Midemiz, yiyecek ve içeceklerden uzak kaldığı gibi, dilimiz yalandan, ellerimiz haram işlerden, gözlerimiz harama bakmaktan, kulaklarımız yalan ve dedikodu dinlemekten, ayaklarımız kötü işler peşinde koşmaktan uzaklaşarak oruçtan nasibini almalıdır.
Orucun Mükâfatı
Lütfu ve ihsanı sonsuz olan yüce Allah, kullarının ibadetlerine, yaptıkları iyiliklere bire ondan yedi yüz katına kadar mükâfat vereceğini bildirdiği hâlde, bir kudsi hadiste, “Oruç benim içindir, onun mükâfatını ben veririm.” buyurarak oruca ayrı bir önem vermiş, dolayısıyla mükâfatının çok daha fazla olacağına işaret etmiştir.

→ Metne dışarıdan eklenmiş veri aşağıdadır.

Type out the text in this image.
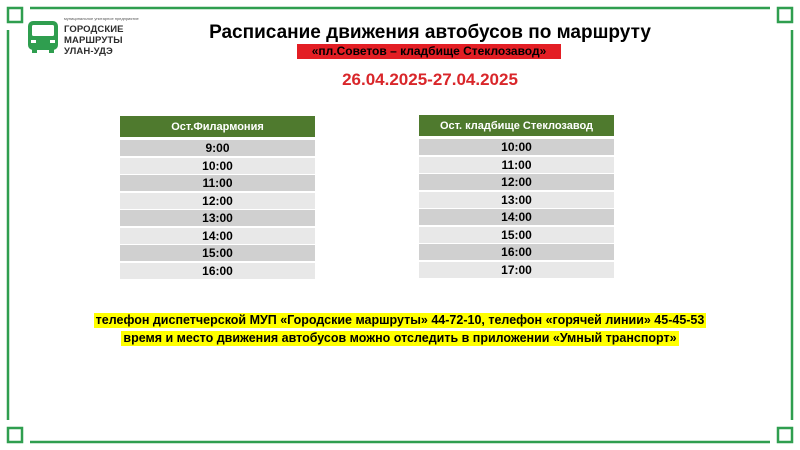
муниципальное унитарное предприятие
ГОРОДСКИЕ
МАРШРУТЫ
УЛАН-УДЭ
Расписание движения автобусов по маршруту
«пл.Советов – кладбище Стеклозавод»
26.04.2025-27.04.2025
Ост.Филармония
9:00
10:00
11:00
12:00
13:00
14:00
15:00
16:00
Ост. кладбище Стеклозавод
10:00
11:00
12:00
13:00
14:00
15:00
16:00
17:00
телефон диспетчерской МУП «Городские маршруты» 44-72-10, телефон «горячей линии» 45-45-53
время и место движения автобусов можно отследить в приложении «Умный транспорт»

Oruç büyük bir sabır ve fedakârlık sonucu yerine getirilen bir ibadet olduğu için, karşılığı da ona göre kat kat fazlasıyla verilecektir. Hatta oruçlular kendileri için özel olarak ayrılan, “Reyyan” kapısından cennete girecekleri Peygamberimiz tarafından bildirilmiştir.
Oruçlu, Allah’ına kavuşup mutluluğun zirve sine çıktığı gün en büyük sevinci tadacaktır.